The original skill required both curl and jq in its
requires.bins frontmatter. The OpenClaw container has
curl but not jq. The skill gating check runs at
startup: missing binary means the skill silently doesn't
load. Claude dropped jq from the requirements. The agent
is smart enough to parse JSON responses on its own using
the node binary that's already in the container.
After all that, I asked Pai what skills it had. Still
three. OpenClaw snapshots eligible skills when a session
starts and reuses that list for the session's lifetime.
The openclaw agent --message CLI command was reusing an
existing session from before the skill was loaded.
Clearing the sessions directory forced a fresh snapshot:
rm -rf /home/node/.openclaw/agents/main/sessions/*
After that, the skill appeared.
With the skill loaded, Claude Code talked to Pai (the
OpenClaw agent running Gemini 2.5 Flash) through
kubectl exec, using the same pattern from the
K8s post.
Claude: List my Linear teams using the linear skill.
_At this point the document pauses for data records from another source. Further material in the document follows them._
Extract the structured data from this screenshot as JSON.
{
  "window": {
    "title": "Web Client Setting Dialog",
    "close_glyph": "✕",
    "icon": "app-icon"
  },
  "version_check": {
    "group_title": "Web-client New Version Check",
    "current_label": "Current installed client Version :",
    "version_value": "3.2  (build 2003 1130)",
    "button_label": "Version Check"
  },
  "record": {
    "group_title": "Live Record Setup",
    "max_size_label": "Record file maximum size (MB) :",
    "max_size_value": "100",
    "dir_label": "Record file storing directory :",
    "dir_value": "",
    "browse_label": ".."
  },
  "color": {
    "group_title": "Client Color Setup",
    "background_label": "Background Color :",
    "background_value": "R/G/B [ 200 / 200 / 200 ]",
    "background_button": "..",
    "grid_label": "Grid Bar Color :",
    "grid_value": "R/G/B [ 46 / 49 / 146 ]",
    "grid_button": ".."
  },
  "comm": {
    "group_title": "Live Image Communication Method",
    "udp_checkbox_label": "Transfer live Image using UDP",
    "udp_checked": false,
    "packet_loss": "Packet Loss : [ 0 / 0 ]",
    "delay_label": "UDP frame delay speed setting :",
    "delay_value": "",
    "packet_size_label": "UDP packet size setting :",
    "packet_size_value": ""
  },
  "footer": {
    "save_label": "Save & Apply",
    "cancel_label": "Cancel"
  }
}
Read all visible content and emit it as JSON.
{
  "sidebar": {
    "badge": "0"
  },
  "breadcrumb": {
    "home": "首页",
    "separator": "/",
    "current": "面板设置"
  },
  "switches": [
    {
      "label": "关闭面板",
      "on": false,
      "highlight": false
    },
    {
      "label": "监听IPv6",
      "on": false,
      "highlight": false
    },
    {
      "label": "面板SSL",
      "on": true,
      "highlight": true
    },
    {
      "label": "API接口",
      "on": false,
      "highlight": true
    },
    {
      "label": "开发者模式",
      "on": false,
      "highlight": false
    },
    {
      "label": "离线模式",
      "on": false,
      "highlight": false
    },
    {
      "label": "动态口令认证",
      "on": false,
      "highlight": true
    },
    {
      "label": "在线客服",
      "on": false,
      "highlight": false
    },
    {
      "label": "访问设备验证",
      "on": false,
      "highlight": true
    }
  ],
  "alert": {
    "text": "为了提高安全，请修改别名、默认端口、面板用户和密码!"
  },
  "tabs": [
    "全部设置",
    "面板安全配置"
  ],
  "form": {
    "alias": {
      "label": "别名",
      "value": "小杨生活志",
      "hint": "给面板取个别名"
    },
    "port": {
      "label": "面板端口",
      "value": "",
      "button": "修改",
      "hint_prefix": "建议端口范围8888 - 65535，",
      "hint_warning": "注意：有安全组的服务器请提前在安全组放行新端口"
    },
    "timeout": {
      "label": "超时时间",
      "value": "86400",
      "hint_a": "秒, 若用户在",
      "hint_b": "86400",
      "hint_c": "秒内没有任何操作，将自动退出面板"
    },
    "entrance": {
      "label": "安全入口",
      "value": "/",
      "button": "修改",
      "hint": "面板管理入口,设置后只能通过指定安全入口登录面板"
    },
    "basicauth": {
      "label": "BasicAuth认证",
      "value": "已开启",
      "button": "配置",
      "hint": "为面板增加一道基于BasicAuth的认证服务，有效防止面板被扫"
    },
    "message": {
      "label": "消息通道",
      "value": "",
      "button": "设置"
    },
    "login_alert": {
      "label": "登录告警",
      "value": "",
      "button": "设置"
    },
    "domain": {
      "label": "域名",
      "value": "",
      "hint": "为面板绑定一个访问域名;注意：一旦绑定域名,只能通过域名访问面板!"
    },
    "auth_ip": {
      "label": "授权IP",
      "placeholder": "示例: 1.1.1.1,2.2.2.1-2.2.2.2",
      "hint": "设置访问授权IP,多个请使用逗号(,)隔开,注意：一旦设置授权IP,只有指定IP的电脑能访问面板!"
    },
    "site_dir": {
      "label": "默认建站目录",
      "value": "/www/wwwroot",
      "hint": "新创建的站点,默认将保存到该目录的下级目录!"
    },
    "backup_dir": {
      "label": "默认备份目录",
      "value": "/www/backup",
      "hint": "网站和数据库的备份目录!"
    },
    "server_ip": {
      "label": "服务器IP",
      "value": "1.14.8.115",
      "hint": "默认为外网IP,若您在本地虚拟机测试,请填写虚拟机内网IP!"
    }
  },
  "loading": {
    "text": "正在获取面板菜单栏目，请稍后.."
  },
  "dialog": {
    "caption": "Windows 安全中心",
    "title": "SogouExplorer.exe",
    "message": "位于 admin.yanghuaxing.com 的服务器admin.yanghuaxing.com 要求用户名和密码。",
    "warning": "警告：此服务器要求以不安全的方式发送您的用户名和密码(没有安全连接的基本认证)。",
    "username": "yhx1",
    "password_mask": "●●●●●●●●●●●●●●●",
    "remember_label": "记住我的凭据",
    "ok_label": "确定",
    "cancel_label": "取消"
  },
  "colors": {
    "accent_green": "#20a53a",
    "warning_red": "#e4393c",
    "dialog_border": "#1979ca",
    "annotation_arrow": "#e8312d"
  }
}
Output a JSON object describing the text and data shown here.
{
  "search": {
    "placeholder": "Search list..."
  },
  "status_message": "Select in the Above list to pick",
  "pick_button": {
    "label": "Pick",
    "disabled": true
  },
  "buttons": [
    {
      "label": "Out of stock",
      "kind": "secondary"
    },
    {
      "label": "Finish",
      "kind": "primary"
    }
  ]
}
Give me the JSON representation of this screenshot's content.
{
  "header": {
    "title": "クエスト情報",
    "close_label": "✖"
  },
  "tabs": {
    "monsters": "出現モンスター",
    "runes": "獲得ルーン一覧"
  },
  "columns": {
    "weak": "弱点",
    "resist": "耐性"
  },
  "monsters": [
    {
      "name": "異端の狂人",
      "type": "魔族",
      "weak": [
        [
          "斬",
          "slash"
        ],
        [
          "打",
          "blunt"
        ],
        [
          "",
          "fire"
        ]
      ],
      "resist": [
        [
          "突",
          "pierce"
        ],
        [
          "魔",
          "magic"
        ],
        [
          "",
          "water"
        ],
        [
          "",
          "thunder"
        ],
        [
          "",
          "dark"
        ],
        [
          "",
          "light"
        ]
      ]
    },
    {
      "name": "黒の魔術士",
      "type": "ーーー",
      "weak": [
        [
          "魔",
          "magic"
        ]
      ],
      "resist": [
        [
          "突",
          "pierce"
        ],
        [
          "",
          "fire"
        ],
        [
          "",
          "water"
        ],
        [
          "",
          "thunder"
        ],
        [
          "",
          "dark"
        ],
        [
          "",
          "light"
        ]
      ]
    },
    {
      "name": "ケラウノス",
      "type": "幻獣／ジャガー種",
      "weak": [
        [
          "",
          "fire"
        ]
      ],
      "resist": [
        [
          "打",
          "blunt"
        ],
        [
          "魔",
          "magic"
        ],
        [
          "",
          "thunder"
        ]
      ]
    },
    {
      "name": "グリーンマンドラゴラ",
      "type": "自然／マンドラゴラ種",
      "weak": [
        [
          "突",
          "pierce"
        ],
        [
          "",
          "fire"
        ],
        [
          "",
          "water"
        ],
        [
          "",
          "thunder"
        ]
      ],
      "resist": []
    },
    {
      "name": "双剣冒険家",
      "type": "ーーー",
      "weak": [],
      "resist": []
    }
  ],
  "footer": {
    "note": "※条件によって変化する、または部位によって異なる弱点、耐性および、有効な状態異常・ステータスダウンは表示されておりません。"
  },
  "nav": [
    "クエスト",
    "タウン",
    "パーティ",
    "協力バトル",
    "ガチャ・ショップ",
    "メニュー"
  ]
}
Pai: Your Linear teams are:
- Pericak (Key: PER)
Claude: List my Linear issues for team PER.
Pai: Here are the Linear issues for team PER:
- PER-10: ... (State: Backlog)
- PER-9: ... (State: Todo)
- PER-8: ... (State: Todo)
- PER-7: ... (State: Todo)
- PER-6: ... (State: Todo)
- PER-5: ... (State: Todo)
...
That's real output (titles redacted). Pai read the
skill's curl commands, called the Linear GraphQL API
with the Vault-injected API key, and returned my actual
issues. The full chain: Claude Code runs kubectl exec,
which calls the openclaw agent CLI, which sends the
message to Gemini 2.5 Flash, which reads the skill, runs
curl against Linear's API, and returns the result.
Two AIs, two different models, coordinating through a Kubernetes pod with Vault-injected secrets and a hand-written skill file. The whole thing is auditable from end to end.